Troubled teen? A summer job might help
When a friend of a friend attempts suicide, at-risk teens are more likely to attempt suicide as well, new research suggests. But having a summer job may protect vulnerable teens from copycat suicide attempts, researchers found.
These observations stem from the National Longitudinal Study of Adolescent Health, which included information on friendship networks of 2,000 students at 15 junior and senior high schools.
“We found that suicidal tendencies diffuse across adolescent friendship networks,” Dr. Robert Baller, associate professor of sociology at the University of Iowa College of Liberal Arts and Sciences study co-author who was involved in the study, told Reuters Health.
“Specifically, when a friend of a friend attempts suicide, teens are more likely to seriously consider an attempt, but the effect only operates for teens experiencing various combinations of the following risk factors: physical fights, heavy alcohol consumption, same-sex attraction, obesity, and rape victimization,” Baller emphasized.
Holding a summer job, Baller and co-investigator Kelly Richardson of the Iowa City VA Medical Center found, prevents diffusion of suicidal thoughts or actions to at-risk teens. “If older at-risk teens work for pay approximately 20 or more hours in a typical summer week, the diffusive effect is eliminated,” Baller told Reuters Health.
“For younger at-risk teens, those under age 16, only 10 hours of paid employment in the summer are needed to produce the same benefit,” he said.

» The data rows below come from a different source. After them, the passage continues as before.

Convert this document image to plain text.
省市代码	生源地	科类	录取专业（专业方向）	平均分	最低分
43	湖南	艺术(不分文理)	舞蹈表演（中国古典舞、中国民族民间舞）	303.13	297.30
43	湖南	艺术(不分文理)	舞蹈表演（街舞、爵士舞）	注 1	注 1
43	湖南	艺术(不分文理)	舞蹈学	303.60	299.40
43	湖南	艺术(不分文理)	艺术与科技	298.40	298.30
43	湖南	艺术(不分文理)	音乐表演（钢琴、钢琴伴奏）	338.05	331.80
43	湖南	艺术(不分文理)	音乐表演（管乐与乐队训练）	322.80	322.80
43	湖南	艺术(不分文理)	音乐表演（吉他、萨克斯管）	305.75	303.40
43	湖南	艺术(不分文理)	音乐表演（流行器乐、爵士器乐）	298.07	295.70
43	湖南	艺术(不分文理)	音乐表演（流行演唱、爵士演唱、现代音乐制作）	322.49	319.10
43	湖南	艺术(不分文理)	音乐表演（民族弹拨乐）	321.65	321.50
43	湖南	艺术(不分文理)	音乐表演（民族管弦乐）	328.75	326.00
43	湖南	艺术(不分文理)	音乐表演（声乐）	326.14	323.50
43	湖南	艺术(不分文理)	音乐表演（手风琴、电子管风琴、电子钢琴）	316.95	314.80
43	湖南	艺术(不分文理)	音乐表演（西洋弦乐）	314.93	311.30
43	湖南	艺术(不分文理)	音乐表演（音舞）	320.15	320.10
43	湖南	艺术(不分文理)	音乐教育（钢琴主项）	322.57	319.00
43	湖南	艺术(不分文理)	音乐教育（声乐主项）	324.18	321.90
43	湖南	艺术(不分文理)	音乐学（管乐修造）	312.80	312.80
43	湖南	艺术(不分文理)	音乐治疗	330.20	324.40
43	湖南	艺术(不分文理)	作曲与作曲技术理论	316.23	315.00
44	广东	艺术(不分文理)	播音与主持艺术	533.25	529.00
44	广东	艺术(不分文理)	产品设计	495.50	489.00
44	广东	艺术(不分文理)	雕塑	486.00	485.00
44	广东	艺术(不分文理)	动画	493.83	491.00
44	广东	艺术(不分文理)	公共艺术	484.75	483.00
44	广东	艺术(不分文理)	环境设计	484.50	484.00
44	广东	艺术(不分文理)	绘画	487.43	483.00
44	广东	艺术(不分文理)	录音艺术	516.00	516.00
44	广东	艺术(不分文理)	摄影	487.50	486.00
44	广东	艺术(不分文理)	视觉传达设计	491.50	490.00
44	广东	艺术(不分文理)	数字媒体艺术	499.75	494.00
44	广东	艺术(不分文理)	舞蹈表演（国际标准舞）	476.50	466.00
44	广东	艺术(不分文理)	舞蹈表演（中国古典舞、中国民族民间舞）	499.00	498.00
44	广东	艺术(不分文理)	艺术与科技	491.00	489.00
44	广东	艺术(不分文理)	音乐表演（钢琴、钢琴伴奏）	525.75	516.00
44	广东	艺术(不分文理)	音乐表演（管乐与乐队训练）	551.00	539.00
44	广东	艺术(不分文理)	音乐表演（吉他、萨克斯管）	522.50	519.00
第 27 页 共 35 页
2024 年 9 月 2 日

Other factors such as church attendance, employment during the school year, participation in sports, and residing in a two-parent home are not as protective as a summer job, the researchers found.
“Summer employment,” Baller noted in a university-issued statement, “is thought to be beneficial because it creates self-esteem while reducing isolation and substance abuse, and it does not conflict with school work in the way a job during the school year could.”
“The findings pertaining to summer jobs,” Baller told Reuters Health, “are important because they have practical implications for parents, namely, if your teen is having difficulties, a summer job may be a fine remedy. When troubled teens ‘bring home a little bacon’ they seem to enjoy more self esteem and less suicidality.”
But a summer job may be hard to come by, given the current economic downturn. Possible solutions could include working for pay within the family or for a friend of the family, Baller and Richardson suggest.
Their findings will be published in the September 2009 issue of the Journal of Health and Social Behavior.